Menangkap Peluang Ditengah Bencana Pandemi Covid-19
Pandemi Covid - 19 harus dimaknai secara positif, terutama oleh seluruh stakeholders tanah air. Ya, wabah penyakit Korona yang sedang melanda dunia ini sudah seharusnya dijadikan sebagai momentum "titik balik" Indonesia sebagai Negara Agraris dengan menjadikan pertanian sebagai pilar utama pembangunan ekonomi nasional.
Memang dikatakan titik balik, karena sudah waktunya sistem ekonomi negara direvitalisasikan, dengan kembali ke gagasan besar yang pernah disuarakan oleh founding father Indonesia, Ir Soekarno, 68 tahun lalu, bahwa jantung ekonomi Indonesia itu adalah pertanian dengan petani sebagai penyangga tatanan negara Indonesia.
Selaras dengan Soekarno, Alvin Toffler, seorang futurlog asal Amerika Serikat membagi perkembangan peradaban manusia menjadi tiga gelombang besar, masing-masing masyarakat Agraris berbasis pertanian, masyarakat industri serta yang terakhir adalah masyarakat informasi.
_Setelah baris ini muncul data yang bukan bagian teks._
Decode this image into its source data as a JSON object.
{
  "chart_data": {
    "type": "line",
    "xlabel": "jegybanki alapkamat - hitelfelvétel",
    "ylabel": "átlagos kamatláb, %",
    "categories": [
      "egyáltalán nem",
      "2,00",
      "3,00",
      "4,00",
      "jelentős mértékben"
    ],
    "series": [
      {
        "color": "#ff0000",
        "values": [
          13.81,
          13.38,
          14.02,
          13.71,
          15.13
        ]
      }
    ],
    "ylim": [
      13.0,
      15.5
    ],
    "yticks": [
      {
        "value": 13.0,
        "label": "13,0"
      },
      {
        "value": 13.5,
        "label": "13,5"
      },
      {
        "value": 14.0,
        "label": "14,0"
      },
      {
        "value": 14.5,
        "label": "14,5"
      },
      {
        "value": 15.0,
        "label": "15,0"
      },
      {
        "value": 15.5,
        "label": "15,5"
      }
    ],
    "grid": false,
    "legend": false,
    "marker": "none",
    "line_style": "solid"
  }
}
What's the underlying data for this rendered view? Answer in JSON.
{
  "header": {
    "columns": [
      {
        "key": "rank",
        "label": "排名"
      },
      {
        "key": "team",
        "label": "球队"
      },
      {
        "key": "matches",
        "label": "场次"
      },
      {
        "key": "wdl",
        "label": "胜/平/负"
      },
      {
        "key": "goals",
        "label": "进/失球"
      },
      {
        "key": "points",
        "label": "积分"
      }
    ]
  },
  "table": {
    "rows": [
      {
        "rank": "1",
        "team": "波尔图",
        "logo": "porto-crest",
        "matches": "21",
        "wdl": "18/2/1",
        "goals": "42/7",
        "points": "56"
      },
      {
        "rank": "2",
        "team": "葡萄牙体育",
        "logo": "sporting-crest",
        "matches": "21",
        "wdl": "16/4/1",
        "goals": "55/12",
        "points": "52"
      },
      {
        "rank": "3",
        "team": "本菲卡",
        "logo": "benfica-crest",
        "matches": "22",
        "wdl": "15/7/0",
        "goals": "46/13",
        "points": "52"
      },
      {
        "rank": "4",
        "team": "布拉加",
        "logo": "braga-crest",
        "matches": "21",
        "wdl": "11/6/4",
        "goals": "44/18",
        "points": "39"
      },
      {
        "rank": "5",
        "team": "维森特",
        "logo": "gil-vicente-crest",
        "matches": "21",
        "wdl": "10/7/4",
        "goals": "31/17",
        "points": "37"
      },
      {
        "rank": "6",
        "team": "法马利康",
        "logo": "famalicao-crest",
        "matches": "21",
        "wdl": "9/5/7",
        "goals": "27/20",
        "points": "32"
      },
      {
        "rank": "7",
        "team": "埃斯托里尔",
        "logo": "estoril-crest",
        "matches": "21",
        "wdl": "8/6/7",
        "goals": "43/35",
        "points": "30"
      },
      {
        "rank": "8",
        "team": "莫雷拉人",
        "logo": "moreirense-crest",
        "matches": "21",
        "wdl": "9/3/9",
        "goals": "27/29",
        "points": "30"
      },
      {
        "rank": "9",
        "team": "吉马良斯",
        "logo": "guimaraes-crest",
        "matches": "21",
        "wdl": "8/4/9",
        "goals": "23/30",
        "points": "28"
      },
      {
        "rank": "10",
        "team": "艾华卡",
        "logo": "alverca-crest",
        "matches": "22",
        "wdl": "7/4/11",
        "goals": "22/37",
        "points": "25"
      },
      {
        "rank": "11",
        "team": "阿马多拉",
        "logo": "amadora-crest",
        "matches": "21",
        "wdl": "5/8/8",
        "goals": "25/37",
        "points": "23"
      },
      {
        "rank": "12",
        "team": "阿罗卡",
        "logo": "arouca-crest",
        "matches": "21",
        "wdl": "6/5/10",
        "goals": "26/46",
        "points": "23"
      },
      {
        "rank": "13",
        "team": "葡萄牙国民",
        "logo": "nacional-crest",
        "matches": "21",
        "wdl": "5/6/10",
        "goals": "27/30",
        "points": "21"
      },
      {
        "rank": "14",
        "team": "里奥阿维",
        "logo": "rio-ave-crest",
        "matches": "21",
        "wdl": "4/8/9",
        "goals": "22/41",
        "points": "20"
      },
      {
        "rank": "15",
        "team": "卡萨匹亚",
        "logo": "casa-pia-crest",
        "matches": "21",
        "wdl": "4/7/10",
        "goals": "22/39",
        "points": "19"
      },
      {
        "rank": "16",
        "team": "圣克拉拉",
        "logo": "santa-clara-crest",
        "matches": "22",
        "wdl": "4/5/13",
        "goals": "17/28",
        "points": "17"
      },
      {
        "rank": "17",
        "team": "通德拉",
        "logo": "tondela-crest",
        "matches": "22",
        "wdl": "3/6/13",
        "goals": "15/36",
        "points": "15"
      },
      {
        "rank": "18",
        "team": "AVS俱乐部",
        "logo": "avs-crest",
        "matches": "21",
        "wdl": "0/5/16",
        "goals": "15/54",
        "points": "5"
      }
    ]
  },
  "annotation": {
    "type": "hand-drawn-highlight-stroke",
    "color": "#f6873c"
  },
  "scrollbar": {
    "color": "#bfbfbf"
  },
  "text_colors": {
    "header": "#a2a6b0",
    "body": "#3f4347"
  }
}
Tapi, melihat fakta empiris yang terjadi, sepertinya masyarakat Agraris yang lebih kuat untuk melewati masa masa sulit ditengah pandemi ini.
Itu tidak lain, karena masalah pangan adalah kebutuhan primer yang tidak bisa tergantikan dengan apapun, apalagi sampai tergantung kepada masa panen negara lain. Rencana BULOG Indonesia menjadikan Sagu sebagai cadangan pangan tanah air setelah stok beras nasional sangat terbatas akibat kesulitan impor dari negara-negara pemasok adalah bukti bahwa sistem pangan nasional kita belum mandiri terutama di tengah pandemi Covid-19.
Nah, untuk memaksimalkan revitalisasi penguatan pangan tanah air ini, langkah berani sudah seharusnya ditempuh oleh pemerintah dengan prioritas dana besar untuk proyek pembangunan lahan pertanian di seluruh pelosok tanah air. Bahkan, anggaran ratusan triliun rupiah untuk membangun ibukota baru di dataran Kalimantan Timur, boleh saja ditunda, dan dialihkan untuk proyek pembangunan pangan nasional tersebut.
Program Sejuta Sawa yang pernah menjadi program unggulan Dahlan Iskan, menteri BUMN (Badan Usaha Milik Negara) di era Presiden Susilo Bambang Yudhoyono juga bisa menjadi alternatif solusi, tentu dengan sedikit improvisasi dari pemerintahan Joko Widodo saat ini, tentu berbasis kultur serta karakter tanah masing - masing daerah.
Belum cukup disitu, dibutuhkan langkah berani lain dari pemerintah, yaitu melakukan "embargo diri" dengan menutup semua sektor impor bahan pangan dari luar negeri yang saat ini tak terkendali. Alasan barang impor jauh lebih berkualitas dan harga sangat murah hanya pandangan instan sekaligus membunuh petani lokal sekaligus menciptakan ketergantungan pangan ke negara lain.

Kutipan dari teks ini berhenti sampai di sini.